A: Management reported cash burn from operations at roughly $2.7 million this quarter, including a $3.7 million payment under the Baker Hughes JDA. Excluding that and interest received, the annualized cash burn is about $40 million, which is materially covered by interest income. However, as interest rates decline and CapEx spending increases, cash burn is expected to accelerate. They overcapitalized the balance sheet with $200 million earmarked for initial project investments. -
Supply and Demand of Dispatchable Power
Q: How do you view the future supply and demand of dispatchable power?
A: Management highlighted underinvestment in baseload dispatchable assets and the challenge of meeting growing 24/7 load demand, especially with new EPA regulations. They believe natural gas generation, specifically NET Power's technology, is essential to scale up and meet this demand while complying with emissions goals. They aim to scale from one plant a year to 30 plants per year by the next decade. -
Impact of EPA Regulations
Q: How do EPA regulations affect NET Power?
A: The new EPA rules are seen as beneficial for NET Power. The company was specifically mentioned as a promising technology in the EPA's final document. Management believes their technology can unite the industry's desire for clean, affordable, reliable power, leveraging low-cost natural gas to deliver the "energy trifecta". -
Data Center Demand
Q: What's the opportunity with data center demand?
A: With hyperscale data centers requiring 250 MW to 1 GW of power, NET Power's standard 250–300 MW plants are an ideal fit. They can deploy fleets of plants to meet larger needs, offering high power density and the ability to co-locate with data centers. Management emphasized the critical need for reliable, affordable, clean power in the tech industry. -
Project Timelines and Scalability
Q: What are the expected timelines from customer agreement to plant startup?
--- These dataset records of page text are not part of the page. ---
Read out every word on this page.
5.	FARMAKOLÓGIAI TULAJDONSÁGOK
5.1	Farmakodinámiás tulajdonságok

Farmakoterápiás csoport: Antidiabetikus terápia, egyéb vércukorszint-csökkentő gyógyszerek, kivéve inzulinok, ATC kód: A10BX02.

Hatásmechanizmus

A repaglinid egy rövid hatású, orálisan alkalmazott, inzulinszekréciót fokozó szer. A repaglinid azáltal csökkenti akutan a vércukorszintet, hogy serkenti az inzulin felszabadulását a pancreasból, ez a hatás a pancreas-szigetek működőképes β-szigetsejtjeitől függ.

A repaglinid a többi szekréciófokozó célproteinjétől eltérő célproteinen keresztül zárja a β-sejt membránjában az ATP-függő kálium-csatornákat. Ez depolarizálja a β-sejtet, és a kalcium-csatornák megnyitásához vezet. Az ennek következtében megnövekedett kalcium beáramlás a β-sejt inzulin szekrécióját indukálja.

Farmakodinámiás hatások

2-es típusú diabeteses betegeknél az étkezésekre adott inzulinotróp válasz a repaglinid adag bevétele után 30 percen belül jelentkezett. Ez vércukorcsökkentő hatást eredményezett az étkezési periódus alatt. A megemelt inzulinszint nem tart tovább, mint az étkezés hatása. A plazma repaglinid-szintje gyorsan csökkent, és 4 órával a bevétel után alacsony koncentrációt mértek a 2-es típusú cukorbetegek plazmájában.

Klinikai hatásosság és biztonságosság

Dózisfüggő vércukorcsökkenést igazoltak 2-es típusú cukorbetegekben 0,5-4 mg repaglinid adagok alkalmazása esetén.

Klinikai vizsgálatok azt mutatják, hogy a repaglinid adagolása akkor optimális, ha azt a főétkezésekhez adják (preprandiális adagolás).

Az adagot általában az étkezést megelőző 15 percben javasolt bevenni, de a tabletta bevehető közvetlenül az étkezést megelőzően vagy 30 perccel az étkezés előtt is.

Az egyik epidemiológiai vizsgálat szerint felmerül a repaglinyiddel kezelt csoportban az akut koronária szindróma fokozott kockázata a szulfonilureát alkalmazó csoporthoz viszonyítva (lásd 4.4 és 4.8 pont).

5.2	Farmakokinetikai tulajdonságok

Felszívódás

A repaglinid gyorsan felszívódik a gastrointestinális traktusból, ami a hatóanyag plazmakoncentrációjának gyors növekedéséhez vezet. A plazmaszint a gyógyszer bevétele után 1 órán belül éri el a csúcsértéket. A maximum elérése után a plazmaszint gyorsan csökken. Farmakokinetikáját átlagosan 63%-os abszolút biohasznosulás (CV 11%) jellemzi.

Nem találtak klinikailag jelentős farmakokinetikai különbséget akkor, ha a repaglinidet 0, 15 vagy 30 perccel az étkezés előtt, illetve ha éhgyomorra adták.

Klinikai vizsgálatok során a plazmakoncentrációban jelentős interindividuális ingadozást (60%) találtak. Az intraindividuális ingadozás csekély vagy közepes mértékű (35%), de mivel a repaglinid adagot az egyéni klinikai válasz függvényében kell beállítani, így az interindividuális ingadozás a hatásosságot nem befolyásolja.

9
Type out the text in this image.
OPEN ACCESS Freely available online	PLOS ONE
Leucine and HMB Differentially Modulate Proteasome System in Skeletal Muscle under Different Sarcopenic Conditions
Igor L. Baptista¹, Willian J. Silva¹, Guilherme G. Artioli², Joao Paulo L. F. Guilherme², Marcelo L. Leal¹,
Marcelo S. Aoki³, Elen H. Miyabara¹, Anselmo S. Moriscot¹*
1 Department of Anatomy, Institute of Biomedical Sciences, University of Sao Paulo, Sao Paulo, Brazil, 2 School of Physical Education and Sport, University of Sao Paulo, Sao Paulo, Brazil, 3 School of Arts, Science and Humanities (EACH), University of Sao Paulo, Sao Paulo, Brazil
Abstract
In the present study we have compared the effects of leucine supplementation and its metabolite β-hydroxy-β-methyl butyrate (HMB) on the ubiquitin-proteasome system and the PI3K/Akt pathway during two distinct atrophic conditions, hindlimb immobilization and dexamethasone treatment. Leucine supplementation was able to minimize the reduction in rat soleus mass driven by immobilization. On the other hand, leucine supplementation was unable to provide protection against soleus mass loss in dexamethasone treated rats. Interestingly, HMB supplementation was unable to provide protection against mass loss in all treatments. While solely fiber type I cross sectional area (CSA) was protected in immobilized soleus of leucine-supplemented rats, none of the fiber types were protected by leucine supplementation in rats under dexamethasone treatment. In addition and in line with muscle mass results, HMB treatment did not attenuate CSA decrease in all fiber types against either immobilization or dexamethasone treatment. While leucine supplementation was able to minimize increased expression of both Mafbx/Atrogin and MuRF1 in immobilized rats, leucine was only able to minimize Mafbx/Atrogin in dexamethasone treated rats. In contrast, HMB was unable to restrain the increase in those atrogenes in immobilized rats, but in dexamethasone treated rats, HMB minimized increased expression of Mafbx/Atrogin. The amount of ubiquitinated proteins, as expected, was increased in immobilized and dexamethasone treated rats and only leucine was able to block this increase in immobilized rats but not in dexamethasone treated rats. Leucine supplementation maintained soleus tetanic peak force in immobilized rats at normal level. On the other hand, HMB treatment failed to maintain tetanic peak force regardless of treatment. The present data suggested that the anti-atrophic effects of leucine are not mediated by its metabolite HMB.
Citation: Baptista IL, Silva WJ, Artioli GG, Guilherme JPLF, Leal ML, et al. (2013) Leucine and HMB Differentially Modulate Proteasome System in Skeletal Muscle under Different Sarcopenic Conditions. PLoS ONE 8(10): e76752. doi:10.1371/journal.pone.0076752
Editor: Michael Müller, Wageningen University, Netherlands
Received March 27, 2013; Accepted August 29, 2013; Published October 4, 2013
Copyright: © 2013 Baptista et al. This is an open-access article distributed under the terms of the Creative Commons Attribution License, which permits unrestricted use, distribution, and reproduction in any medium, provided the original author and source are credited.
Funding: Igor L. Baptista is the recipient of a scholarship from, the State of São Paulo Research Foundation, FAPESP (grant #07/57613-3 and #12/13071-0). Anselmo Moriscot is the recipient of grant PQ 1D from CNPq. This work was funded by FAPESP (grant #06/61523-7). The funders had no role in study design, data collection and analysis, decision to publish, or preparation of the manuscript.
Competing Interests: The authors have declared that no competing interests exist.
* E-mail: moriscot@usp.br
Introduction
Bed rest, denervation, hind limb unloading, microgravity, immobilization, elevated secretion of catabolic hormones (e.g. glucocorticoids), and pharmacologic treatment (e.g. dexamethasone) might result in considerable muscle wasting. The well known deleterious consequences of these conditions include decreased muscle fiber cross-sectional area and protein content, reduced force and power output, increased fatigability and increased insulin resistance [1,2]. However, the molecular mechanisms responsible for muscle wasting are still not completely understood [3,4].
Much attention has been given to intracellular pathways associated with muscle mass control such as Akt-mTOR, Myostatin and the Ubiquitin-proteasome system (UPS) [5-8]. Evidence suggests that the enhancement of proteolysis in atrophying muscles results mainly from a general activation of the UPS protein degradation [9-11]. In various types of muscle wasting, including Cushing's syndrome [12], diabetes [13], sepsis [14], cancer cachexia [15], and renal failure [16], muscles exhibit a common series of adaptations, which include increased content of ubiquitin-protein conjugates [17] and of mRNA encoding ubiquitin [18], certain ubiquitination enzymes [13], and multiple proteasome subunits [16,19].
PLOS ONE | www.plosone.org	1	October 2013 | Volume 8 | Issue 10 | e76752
A: For initial projects like Project Permian, the timeline is approximately four years end-to-end. With standardization and modular manufacturing, they aim to reduce this to three years or even shorter in the future. -
International Opportunities
Q: Where do international opportunities stand in your priorities?
A: International markets like Canada (Alberta), the Middle East, and Australia are interesting due to access to low-cost natural gas and CO₂ storage options. However, the U.S., with incentives like the 45Q tax credit, remains a primary focus. Global demand may exceed their capacity, creating scarcity value and prioritizing the most pressing markets. -
Technology Advantage and IP Position
Q: How does your technology compare to other decarbonization solutions?
A: NET Power's oxy-combustion technology simplifies carbon capture by eliminating nitrogen from combustion, making CO₂ capture more efficient. They hold patents on this process, uniquely positioning them to scale at utility levels. Other solutions like fuel cells and batteries may help around the edges but can't meet the scale of 24/7 baseload demand. -
Status of OP1 Project
Q: What's the status and size of the OP1 project?
A: OP1 is the same size as serial #1, utilizing their standard 250–300 MW plant design. The standardized approach allows for flexibility in deployment and the ability to adjust priorities based on market needs and shareholder interests. -
Air Separation Unit Integration
Q: What progress is there on integrating the air separation unit for Project Permian?
A: They are focused on technical integration of the air separation unit into the standard plant design, working to avoid technology risks by using proven design aspects. The ASU is integrated into the NET Power plant, and they are working through technical and commercial discussions. -
Customer Engagement for OP1
Q: Have you engaged a committed counterparty for OP1?
A: It's still to be determined if OP1 will be serial #2 or #3. They are leveraging flexibility in project origination to control timing and involve strategic stakeholders, envisioning markets that can accommodate 20 to 40 NET Power plants.